Originally, I used Bradley Taunt's barf script, but there was one snag or another would come up, preventing me from just writing posts. I looked around for other static site generators, but they all seemed too overly complicated for this very small, simple blog. Then an "a ha" moment struck me. I'm a PHP developer, I know html, I can just create my own.

I decided that I didn't need something complicated, and it doesn't necessarily have to convert anything to html.

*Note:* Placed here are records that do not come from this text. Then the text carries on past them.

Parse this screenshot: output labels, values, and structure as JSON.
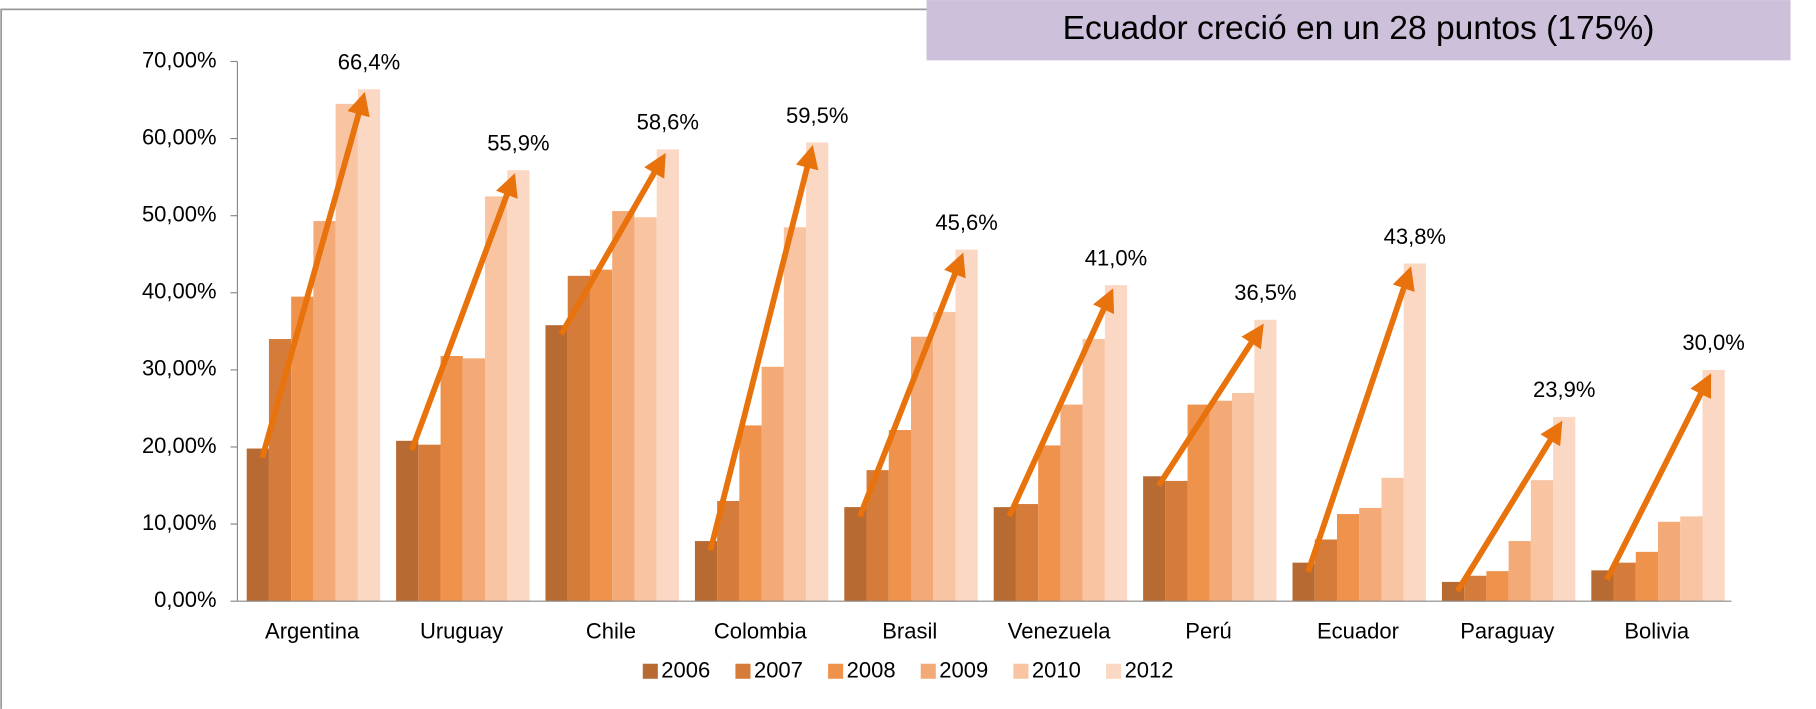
{
  "chart_data": {
    "type": "bar",
    "annotation": "Ecuador creció en un 28 puntos (175%)",
    "categories": [
      "Argentina",
      "Uruguay",
      "Chile",
      "Colombia",
      "Brasil",
      "Venezuela",
      "Perú",
      "Ecuador",
      "Paraguay",
      "Bolivia"
    ],
    "series": [
      {
        "name": "2006",
        "color": "#b86a33",
        "values": [
          19.8,
          20.8,
          35.8,
          7.8,
          12.2,
          12.2,
          16.2,
          5.0,
          2.5,
          4.0
        ]
      },
      {
        "name": "2007",
        "color": "#d67c3a",
        "values": [
          34.0,
          20.3,
          42.2,
          13.0,
          17.0,
          12.6,
          15.6,
          8.0,
          3.3,
          5.0
        ]
      },
      {
        "name": "2008",
        "color": "#ee924c",
        "values": [
          39.5,
          31.8,
          43.0,
          22.8,
          22.2,
          20.2,
          25.5,
          11.3,
          3.9,
          6.4
        ]
      },
      {
        "name": "2009",
        "color": "#f4aa76",
        "values": [
          49.3,
          31.5,
          50.6,
          30.4,
          34.3,
          25.5,
          26.0,
          12.1,
          7.8,
          10.3
        ]
      },
      {
        "name": "2010",
        "color": "#f8c4a2",
        "values": [
          64.5,
          52.5,
          49.8,
          48.5,
          37.5,
          34.0,
          27.0,
          16.0,
          15.7,
          11.0
        ]
      },
      {
        "name": "2012",
        "color": "#fbd8c3",
        "values": [
          66.4,
          55.9,
          58.6,
          59.5,
          45.6,
          41.0,
          36.5,
          43.8,
          23.9,
          30.0
        ],
        "value_labels": [
          "66,4%",
          "55,9%",
          "58,6%",
          "59,5%",
          "45,6%",
          "41,0%",
          "36,5%",
          "43,8%",
          "23,9%",
          "30,0%"
        ]
      }
    ],
    "ylim": [
      0,
      70
    ],
    "yticks": [
      {
        "value": 0,
        "label": "0,00%"
      },
      {
        "value": 10,
        "label": "10,00%"
      },
      {
        "value": 20,
        "label": "20,00%"
      },
      {
        "value": 30,
        "label": "30,00%"
      },
      {
        "value": 40,
        "label": "40,00%"
      },
      {
        "value": 50,
        "label": "50,00%"
      },
      {
        "value": 60,
        "label": "60,00%"
      },
      {
        "value": 70,
        "label": "70,00%"
      }
    ],
    "arrow_color": "#e8720c",
    "legend": "bottom"
  }
}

I'm hosting this blog on NearlyFreeSpeech, which lo and behold, provides PHP. So, all I need to do is whip up some supporting files and a simple template, and I'm off to the races.

This is the structure:
├── _assets
│   ├── _template
│   │   ├── content.html
│   │   └── index.php
│   ├── fonts
│   │   └── index.php
│   ├── img
│   │   ├── android-chrome-192x192.png
│   │   ├── android-chrome-512x512.png
│   │   ├── apple-touch-icon.png
│   │   ├── favicon-16x16.png
│   │   ├── favicon-32x32.png
│   │   └── index.php
│   ├── index.php
│   ├── php
│   │   ├── head.php
│   │   ├── index.php
│   │   ├── posts.php
│   │   └── toes.php
│   └── styles
├── [top-level-page]
│   └── index.php
├── index.php
├── posts
│   ├── [a-post]
│   │   ├── content.html
│   │   └── index.php
├── rss
│   └── index.php

The top level pages (about,uses) is an index.php file, adding the header, footer, with the content in html in the middle.

The posts.php file contains a couple utility functions that builds the list of posts on the home page, as well as the rss feed.

The post/index.php is just a few require statements for the header, content, and footer (toes 😁️). The content.html file is the content of the post (go figure). The reason to split out the content from the index file is so that the posts utility functions can do some DOMDocument walking to get the title and date for the home and rss pages.

Lastly, the rss folder handles the rss feed, where folks can subscribe to my infrequent rambling. My apologies to those who have already subscribed, any future updates will keep the same rss structure.

Is this an easier way for a blog to be set up, probably not. I'm sure there are easier ways to handle it. However, this is something that I can maintain, and I know how everything is running. The amount of effort it takes to write html feels to be the same as markdown. I'm not writing anything complex, so I can just use my IDE's html completions as an assist. I'm still not sure how timely I will be in creating posts, but now this site isn't going to be the obstacle.